Effect of Insulin versus Triple Oral Therapy on the Progression of Hepatic Steatosis in Type 2 Diabetes

Abstract

Background

Hyperinsulinemia has been associated with hepatic fat deposition and ensuing insulin resistance. It is unknown if treatment with exogenous insulin in patients with type 2 diabetes, who are most prone to hepatic fat accumulation, would promote the occurrence or worsening of nonalcoholic fatty liver disease.

Methods

Patients with treatment-naive type 2 diabetes (N = 16) were treated with insulin and metformin for a 3-month lead-in period, then assigned triple oral therapy (metformin, glyburide, and pioglitazone) or continued treatment with insulin and metformin. Hepatic triglyceride content (HTC)—measured by magnetic resonance spectroscopy, serum lipids, glucose, liver function tests, and inflammatory and thrombotic biomarkers were followed for a median of 31 months.

Results

The 45% decline in HTC during the lead-in period persisted through the follow-up period with no difference between treatment groups at the end of the study (5.26 ± 4.21% in the triple oral therapy vs 7.47 ± 7.40% for insulin/metformin), whereas glycemic control was comparable.

Conclusions

Improvements in HTC with initial insulin/metformin therapy persisted through the median 31-month follow-up period regardless of the treatment. More importantly, insulin-based treatment did not appear to promote or worsen nonalcoholic fatty liver disease.

Keywords

hepatic steatosis type 2 diabetes insulin NAFLD triglyceride

Nonalcoholic fatty liver disease (NAFLD), the most common cause of liver disease in the United States, is characterized by the intracytoplasmic accumulation of hepatic triglycerides.¹ NAFLD encompasses a histopathological spectrum from simple steatosis to nonalcoholic steatohepatitis and represents the fastest growing etiology for cirrhosis and end-stage liver disease. Insulin resistance and obesity both associate with NAFLD and type 2 diabetes, and it was noted that up to 78% of patients with type 2 diabetes also have hepatic steatosis.² Given the significant consequences of NAFLD, especially in patients with type 2 diabetes, it is important to evaluate the effect of diabetes treatment on occurrence or progression of hepatic steatosis.

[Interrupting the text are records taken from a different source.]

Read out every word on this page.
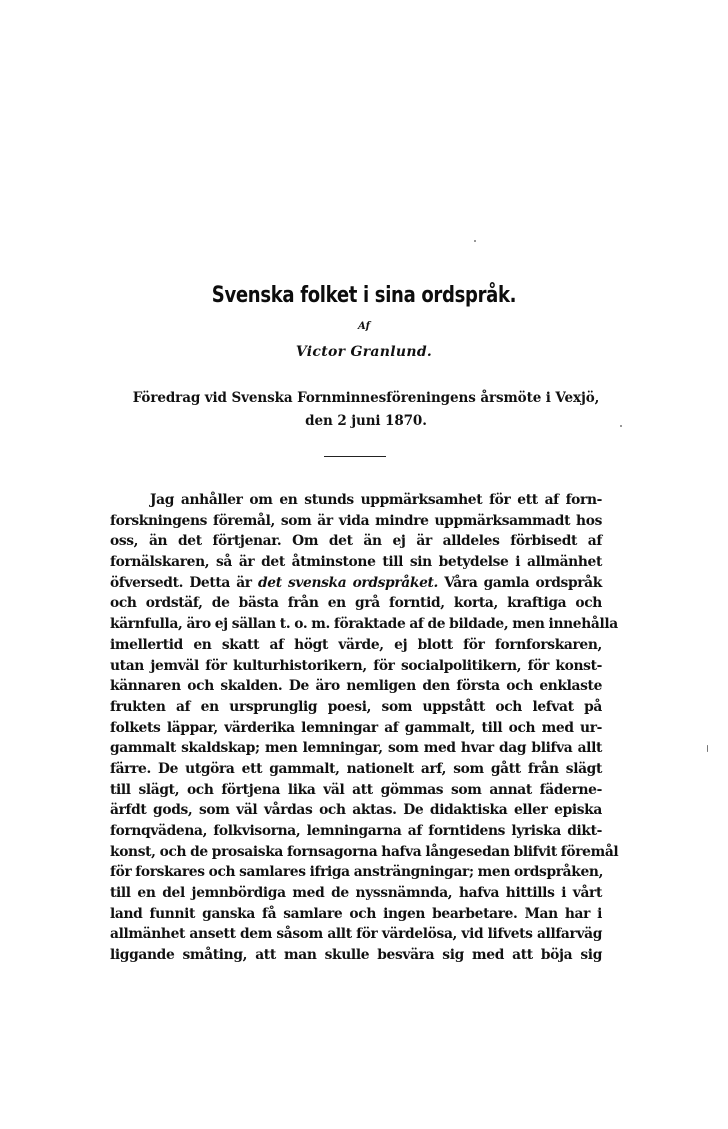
Svenska folket i sina ordspråk.
Af
Victor Granlund.
Föredrag vid Svenska Fornminnesföreningens årsmöte i Vexjö,
den 2 juni 1870.
Jag anhåller om en stunds uppmärksamhet för ett af forn-
forskningens föremål, som är vida mindre uppmärksammadt hos
oss, än det förtjenar. Om det än ej är alldeles förbisedt af
fornälskaren, så är det åtminstone till sin betydelse i allmänhet
öfversedt. Detta är det svenska ordspråket. Våra gamla ordspråk
och ordstäf, de bästa från en grå forntid, korta, kraftiga och
kärnfulla, äro ej sällan t. o. m. föraktade af de bildade, men innehålla
imellertid en skatt af högt värde, ej blott för fornforskaren,
utan jemväl för kulturhistorikern, för socialpolitikern, för konst-
kännaren och skalden. De äro nemligen den första och enklaste
frukten af en ursprunglig poesi, som uppstått och lefvat på
folkets läppar, värderika lemningar af gammalt, till och med ur-
gammalt skaldskap; men lemningar, som med hvar dag blifva allt
färre. De utgöra ett gammalt, nationelt arf, som gått från slägt
till slägt, och förtjena lika väl att gömmas som annat fäderne-
ärfdt gods, som väl vårdas och aktas. De didaktiska eller episka
fornqvädena, folkvisorna, lemningarna af forntidens lyriska dikt-
konst, och de prosaiska fornsagorna hafva långesedan blifvit föremål
för forskares och samlares ifriga ansträngningar; men ordspråken,
till en del jemnbördiga med de nyssnämnda, hafva hittills i vårt
land funnit ganska få samlare och ingen bearbetare. Man har i
allmänhet ansett dem såsom allt för värdelösa, vid lifvets allfarväg
liggande småting, att man skulle besvära sig med att böja sig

Insulin sensitizers approved for diabetes treatment, including thiazolidinediones (TZDs) and biguanides, have demonstrated short-term hepatic triglyceride content (HTC) improvement. Pioglitazone, a second-generation TZD, increases adiponectin levels and blocks sterol regulatory element binding protein-1c.³ Patients with type 2 diabetes treated with pioglitazone demonstrate reduced HTC,⁴ as well as improvements in histology and biochemistry in studies with follow-up of up to 1 year.^5,6 Metformin reduces expression of hepatic TNF-α,^7,8 but its use in NAFLD has produced conflicting results.^9–12 Currently, no approved therapies exist for the treatment of NAFLD.

Insulin stimulates intracellular triglyceride synthesis while inhibiting lipolysis. In one study,¹³ 8 patients with type 2 diabetes underwent a 72-hour hyperinsulinemic-euglycemic clamp and demonstrated increased hepatic steatosis compared with prior baseline measurements. In contrast, a 3-month pilot study in 19 newly diagnosed type 2 diabetes patients¹⁴ using insulin/metformin combination treatment demonstrated improved hepatic steatosis. A 3-month combination therapy with insulin/metformin has previously resulted in a 45% reduction in HTC (P < 0.001) and resolved hepatic steatosis in 75% of patients.¹⁵ Whether long-term exogenous insulin therapy promotes hepatic fat deposition accelerating the progression of steatosis is uncertain.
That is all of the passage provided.